Three days into the Eurovision Song Contest rehearsals, and as we have come to expect from Ukraine, in the bigger picture everything is running smoothly (we have our desks, power, wifi, and the usual press centre requirements covered), but the finer details of actual delivery and niceties tend to fluctuate or are not quite in place yet.
Whilst the first week tends to just be very much the ‘Eurovision Fan Press Bubble’, Ukraine works on the principle that things will all be fine and delivered, but maybe close to the wire and not always within the naturally expected common sense and clear information we have come to expect of the Western-held contest of recent past years.
Want to collect your accreditation pass? Well, as some experienced on Saturday, you might need an accreditation pass to enter the accreditation centre. Don’t worry – the rules will change again in 10 minutes. There is nothing inherently wrong with the approach, it’s about the finessing – especially when you have an event that covers 42 participant countries and a very diverse population of different languages, ages, abilities.
More important for those that are ‘tat-driven’ (let’s not beat around the bush, they do exist), the beloved ‘Eurovision Press Bag’ is still missing in action. This has earned Eurovision 2017 the rather amusing nickname amongst our gang as ‘Euro-Casablanca’ – “maybe not today, maybe not tomorrow, but soon…”
Clearly this is not Stockholm and we don’t want it to be. Be patient with Kyiv, you will eventually get what you came for.
And let’s not forget Casablanca turned out to be a classic.
Arriving At Eurovision
Landing into either of the two airports of Kyiv, you will be greeted by multiple forms of signage. Approaching the immigration counter with any passport other than Ukraine will inevitably lead to the first question “Are you here for Eurovision?”.
Very few people have experienced any issues of entry, although Australians arriving without visas yet will need to be prepared for a lengthy wait. If this is indeed your situation, maybe pack a bottle of water and a snack from the departure airport to fill the gap whilst you wait.
Journeying across town between accommodation and Arena, you will inevitably see the start of the beautification of the city – areas of greenery, new paving, resurfacing of roads. In this respect, we are kindly reminded of the 2012 Eurovision hosting in Baku; right down to the derelict buildings across from the arena being quickly covered by tarps, and hiding the true nature of its Soviet past.
We saw them struggle with the concept of what it is as a nation when last here in 2013 for Junior Eurovision, and its journey towards looking West slowly continues. It’s demonstrated through its bidding process, calls for transparency, to more everyday sights like the crazy ‘Mafia’ chain of restaurants promising that ever-so-natural melding of Italian and Japanese cuisines in a 24-hour establishment.

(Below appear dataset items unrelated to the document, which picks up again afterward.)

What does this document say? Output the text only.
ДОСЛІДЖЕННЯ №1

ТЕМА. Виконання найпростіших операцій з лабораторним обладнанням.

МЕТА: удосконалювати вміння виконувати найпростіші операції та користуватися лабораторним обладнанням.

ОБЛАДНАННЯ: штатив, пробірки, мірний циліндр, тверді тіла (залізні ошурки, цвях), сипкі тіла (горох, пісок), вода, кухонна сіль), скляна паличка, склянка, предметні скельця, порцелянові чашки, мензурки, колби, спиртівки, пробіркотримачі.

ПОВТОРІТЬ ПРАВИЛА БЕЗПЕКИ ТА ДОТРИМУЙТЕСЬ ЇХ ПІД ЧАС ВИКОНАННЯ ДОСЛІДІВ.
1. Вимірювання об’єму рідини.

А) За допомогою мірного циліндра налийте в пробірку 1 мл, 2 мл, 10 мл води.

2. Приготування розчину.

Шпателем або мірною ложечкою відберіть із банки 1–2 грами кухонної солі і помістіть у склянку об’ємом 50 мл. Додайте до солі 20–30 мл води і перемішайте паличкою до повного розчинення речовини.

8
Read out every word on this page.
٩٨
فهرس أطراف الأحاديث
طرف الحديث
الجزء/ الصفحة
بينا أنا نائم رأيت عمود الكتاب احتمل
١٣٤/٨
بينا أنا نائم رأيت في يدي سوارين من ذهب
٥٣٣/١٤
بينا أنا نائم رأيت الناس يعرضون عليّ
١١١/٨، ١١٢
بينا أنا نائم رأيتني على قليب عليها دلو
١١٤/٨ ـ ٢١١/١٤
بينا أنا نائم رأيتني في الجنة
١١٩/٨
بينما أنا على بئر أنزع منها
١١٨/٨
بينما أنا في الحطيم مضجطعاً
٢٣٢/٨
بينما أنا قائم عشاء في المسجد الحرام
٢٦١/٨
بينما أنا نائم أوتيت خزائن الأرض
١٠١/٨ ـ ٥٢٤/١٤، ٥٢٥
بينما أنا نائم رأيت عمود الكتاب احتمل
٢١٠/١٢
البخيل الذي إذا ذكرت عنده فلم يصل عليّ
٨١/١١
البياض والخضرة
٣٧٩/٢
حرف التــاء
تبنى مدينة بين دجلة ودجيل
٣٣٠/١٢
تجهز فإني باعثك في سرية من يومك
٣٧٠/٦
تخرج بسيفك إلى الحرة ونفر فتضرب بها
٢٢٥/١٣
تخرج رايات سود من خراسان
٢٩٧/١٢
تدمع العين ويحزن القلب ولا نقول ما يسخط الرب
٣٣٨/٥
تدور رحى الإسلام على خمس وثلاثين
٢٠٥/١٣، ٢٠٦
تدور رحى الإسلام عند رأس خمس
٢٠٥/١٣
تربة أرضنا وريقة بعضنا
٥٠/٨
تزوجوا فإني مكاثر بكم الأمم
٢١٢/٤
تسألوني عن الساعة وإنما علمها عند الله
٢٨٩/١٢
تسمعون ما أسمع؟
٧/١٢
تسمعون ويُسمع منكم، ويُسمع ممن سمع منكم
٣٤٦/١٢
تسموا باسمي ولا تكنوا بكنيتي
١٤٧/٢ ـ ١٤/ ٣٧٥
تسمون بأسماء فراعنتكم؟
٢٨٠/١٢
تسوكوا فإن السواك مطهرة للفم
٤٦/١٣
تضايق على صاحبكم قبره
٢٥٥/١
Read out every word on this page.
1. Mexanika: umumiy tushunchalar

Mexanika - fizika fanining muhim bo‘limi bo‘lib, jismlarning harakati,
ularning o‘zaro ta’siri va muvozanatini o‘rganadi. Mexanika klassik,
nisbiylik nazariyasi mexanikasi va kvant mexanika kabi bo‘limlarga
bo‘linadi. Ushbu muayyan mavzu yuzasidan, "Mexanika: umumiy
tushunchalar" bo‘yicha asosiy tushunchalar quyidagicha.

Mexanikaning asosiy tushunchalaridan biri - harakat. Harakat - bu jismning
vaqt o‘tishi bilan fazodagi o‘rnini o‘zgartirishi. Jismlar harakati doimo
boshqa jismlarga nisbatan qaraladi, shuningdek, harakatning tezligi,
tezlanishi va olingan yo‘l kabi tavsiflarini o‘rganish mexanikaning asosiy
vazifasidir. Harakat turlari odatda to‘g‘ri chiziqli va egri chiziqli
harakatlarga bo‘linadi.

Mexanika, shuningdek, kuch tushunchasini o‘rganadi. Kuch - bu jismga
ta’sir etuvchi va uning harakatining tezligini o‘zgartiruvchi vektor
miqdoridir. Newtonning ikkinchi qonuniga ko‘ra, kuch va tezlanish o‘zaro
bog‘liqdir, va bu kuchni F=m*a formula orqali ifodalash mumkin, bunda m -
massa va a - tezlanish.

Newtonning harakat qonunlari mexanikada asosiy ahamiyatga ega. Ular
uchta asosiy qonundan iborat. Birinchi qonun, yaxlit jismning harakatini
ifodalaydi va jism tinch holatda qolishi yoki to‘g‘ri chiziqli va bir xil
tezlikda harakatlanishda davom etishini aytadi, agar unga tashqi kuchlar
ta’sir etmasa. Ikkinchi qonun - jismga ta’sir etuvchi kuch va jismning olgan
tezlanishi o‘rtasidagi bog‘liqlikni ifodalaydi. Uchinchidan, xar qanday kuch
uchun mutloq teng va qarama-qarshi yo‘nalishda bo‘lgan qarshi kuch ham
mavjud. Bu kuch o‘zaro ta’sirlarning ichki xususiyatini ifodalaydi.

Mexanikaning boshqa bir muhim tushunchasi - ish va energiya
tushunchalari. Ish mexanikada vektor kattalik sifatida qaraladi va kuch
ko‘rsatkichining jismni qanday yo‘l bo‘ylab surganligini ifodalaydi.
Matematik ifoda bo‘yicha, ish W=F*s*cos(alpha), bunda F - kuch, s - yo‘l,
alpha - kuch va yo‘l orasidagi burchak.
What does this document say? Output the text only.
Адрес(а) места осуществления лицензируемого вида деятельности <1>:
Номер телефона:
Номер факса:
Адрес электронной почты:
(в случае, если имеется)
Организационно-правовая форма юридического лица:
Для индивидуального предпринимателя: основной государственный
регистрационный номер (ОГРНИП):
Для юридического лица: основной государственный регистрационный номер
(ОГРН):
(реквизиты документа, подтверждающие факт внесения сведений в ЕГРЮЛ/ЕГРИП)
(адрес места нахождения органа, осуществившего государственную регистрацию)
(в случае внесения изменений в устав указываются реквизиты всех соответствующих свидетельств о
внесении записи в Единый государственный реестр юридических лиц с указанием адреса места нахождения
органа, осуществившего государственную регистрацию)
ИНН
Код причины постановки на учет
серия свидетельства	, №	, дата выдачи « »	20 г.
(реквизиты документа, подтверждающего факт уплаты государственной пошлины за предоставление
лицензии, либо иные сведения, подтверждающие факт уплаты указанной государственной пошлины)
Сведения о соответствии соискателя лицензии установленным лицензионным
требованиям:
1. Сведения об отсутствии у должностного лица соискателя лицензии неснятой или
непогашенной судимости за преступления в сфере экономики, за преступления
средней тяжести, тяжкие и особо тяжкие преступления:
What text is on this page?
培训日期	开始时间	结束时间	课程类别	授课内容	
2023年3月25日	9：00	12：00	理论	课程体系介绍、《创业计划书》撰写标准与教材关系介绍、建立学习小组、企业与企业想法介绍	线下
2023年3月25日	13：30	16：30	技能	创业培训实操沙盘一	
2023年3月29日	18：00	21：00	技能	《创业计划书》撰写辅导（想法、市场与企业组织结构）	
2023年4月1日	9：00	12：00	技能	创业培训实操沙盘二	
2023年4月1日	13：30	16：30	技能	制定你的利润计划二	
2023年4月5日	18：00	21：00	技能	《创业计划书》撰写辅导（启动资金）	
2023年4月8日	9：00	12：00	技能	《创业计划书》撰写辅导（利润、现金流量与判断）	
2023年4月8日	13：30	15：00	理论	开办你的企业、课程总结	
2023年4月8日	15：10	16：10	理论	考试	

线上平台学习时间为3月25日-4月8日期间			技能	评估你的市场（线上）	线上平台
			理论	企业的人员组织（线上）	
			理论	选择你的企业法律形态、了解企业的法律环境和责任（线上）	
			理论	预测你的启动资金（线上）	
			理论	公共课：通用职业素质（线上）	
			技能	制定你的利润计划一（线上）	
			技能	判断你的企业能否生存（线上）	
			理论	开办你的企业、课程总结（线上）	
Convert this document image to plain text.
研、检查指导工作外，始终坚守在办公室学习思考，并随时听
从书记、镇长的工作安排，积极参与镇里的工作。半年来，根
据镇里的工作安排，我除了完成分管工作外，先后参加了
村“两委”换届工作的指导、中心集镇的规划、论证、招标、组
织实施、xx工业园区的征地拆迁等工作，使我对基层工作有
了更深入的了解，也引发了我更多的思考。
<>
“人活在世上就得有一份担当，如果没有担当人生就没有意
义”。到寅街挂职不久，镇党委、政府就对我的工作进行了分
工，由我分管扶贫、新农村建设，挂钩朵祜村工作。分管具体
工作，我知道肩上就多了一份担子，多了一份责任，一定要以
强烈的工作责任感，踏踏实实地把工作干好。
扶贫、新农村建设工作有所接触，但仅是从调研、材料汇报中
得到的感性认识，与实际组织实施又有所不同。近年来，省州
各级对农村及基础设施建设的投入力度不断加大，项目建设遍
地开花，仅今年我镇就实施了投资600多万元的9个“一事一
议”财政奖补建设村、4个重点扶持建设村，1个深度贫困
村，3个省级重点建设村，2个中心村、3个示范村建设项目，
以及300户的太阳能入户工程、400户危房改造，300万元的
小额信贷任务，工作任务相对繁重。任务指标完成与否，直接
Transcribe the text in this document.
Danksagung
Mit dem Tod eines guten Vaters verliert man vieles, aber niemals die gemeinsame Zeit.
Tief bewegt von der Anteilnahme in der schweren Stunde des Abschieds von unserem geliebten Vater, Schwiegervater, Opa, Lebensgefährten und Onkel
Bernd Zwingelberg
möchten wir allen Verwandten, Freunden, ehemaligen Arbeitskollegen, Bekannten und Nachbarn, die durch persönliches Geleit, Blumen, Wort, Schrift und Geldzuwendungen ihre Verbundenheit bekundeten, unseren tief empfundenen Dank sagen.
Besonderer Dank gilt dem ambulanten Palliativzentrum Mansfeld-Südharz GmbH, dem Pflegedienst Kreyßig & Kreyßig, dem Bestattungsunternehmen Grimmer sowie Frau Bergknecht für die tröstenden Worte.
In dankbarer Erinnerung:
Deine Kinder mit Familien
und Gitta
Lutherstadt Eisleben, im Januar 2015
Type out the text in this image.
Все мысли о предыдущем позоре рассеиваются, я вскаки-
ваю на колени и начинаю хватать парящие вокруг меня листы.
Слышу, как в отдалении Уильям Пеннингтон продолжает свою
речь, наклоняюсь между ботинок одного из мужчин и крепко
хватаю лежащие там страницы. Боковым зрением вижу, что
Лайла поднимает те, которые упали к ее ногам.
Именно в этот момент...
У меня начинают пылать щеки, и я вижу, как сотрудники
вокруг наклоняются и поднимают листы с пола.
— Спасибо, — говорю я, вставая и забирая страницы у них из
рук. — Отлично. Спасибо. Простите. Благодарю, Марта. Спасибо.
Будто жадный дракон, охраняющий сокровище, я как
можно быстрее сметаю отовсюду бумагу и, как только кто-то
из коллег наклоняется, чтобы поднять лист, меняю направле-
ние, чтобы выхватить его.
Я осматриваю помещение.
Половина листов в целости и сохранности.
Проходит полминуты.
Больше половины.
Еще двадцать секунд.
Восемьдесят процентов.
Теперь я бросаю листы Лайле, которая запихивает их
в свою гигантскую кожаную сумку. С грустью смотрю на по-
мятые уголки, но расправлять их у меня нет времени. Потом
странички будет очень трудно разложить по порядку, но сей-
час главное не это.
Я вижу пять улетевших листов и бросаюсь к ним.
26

The Ukrainian National Information Agency is also on the bandwagon of reaching out to appeal to the Western audiences and reflecting its past, offering attending journalists an alternative co-working /chill-out space called ‘Arthub’ closer to town, coupled with cultural activities. Across the calendar, it will host a Ukrainian Fashion Day (4 May), photo exhibitions, lessons in Crimean history, and even a hands-on Ukrainian Cooking class where attendees can learn to make and then sample varenyky (dumplings – 12 May).
The striving and mix of old and new, East and West mentality and delivering is perfectly demonstrated through this very photo.
We bring you that defining brand McDonalds sitting literally next to its Ukrainian rip-off – McFoxys. We’ll let you know later how the two burgers compare… once we send Ewan in to do the test.